Being new to rheumatology care, treated at rural community health system up likelihood of quitting smoking

FRIDAY, March 13, 2020 (HealthDay News) — Certain factors are tied to an increased likelihood of quitting smoking in patients with rheumatoid arthritis (RA), according to a study published online March 3 in Arthritis Care & Research.

Maria Schletzbaum, from the University of Wisconsin School of Medicine and Public Health in Madison, and colleagues used electronic health record data from two health systems to identify 3,577 patients with at least two International Classification of Disease diagnosis codes for RA between 2005 and 2016. Patient- and health care-level predictors of smoking cessation in patients with RA were evaluated.
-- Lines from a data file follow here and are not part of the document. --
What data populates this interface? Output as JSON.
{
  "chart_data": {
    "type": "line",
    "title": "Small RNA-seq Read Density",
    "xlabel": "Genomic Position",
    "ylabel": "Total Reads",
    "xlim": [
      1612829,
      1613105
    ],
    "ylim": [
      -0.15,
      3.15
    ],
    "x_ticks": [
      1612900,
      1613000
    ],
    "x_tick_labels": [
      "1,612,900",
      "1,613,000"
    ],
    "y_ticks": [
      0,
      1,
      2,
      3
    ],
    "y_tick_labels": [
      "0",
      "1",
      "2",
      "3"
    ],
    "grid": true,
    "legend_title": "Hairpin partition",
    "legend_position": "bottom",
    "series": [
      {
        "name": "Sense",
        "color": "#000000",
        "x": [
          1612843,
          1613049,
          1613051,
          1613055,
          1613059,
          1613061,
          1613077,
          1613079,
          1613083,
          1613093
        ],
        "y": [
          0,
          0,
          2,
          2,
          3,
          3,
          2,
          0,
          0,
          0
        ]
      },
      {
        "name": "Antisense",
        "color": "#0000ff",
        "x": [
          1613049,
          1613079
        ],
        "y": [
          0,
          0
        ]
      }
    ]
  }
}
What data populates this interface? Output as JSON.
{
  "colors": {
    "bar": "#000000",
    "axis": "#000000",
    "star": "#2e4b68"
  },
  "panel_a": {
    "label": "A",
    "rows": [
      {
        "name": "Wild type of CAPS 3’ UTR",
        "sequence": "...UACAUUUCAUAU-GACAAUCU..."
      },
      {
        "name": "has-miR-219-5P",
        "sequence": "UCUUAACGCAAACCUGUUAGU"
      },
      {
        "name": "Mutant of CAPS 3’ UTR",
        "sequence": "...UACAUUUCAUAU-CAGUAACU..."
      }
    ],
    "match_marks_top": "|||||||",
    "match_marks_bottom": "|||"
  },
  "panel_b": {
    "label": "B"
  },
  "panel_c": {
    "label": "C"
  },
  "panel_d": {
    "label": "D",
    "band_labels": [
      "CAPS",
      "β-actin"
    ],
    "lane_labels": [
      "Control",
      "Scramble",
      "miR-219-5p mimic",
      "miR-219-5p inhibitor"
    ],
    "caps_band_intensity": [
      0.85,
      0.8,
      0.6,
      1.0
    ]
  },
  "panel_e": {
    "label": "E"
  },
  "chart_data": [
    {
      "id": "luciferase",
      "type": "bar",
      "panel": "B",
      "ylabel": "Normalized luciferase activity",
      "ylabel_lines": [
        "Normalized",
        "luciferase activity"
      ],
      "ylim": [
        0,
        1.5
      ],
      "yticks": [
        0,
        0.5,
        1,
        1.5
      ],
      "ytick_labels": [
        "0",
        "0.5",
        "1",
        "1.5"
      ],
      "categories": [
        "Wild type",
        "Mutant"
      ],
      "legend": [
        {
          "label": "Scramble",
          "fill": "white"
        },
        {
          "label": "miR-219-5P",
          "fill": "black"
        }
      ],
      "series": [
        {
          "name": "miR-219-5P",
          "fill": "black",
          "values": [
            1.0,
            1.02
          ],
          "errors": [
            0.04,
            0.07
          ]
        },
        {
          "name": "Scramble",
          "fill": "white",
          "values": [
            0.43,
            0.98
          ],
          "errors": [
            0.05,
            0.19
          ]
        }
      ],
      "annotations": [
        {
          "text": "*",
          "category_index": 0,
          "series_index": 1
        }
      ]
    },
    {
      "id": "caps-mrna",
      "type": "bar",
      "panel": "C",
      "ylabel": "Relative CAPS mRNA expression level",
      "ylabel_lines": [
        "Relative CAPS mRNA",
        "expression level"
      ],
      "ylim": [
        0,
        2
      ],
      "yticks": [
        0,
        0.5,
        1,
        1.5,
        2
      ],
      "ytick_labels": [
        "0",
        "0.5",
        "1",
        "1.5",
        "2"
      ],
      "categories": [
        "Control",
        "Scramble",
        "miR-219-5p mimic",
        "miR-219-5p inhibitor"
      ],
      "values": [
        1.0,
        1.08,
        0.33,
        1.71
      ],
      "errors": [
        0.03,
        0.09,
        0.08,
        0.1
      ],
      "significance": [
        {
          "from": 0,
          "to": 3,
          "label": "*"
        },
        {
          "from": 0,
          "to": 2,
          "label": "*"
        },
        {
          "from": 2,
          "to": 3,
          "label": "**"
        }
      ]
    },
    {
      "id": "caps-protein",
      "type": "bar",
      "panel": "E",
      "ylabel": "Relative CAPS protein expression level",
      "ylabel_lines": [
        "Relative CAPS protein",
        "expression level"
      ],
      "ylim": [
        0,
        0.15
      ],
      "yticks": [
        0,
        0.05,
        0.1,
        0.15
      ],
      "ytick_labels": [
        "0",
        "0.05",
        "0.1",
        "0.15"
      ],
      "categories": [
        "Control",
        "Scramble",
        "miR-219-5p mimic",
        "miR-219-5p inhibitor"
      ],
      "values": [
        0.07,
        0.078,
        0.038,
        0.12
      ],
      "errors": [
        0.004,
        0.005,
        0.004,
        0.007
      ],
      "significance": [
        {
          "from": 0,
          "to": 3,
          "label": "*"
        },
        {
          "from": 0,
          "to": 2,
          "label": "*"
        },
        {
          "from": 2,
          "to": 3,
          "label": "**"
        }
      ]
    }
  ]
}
The researchers found that at baseline, 507 patients smoked, and 29 percent of these patients quit during a median of 4.75 years. Baseline smokers were significantly more likely to be male, aged 40 to 59 years, of black race, and have Medicaid; however, none of these factors predicted cessation. Patients were more likely to quit if they were new to rheumatology care (adjusted odds ratio [aOR], 1.60), as were patients in the rural community health system (aOR, 1.66). Seropositive patients were less likely to quit smoking (aOR, 0.57).

“[Our findings] highlight the need to engage seropositive patients who smoke and are at risk for worse rheumatoid arthritis and cardiopulmonary diseases, which we know are leading causes of death in rheumatoid arthritis,” a coauthor said in a statement.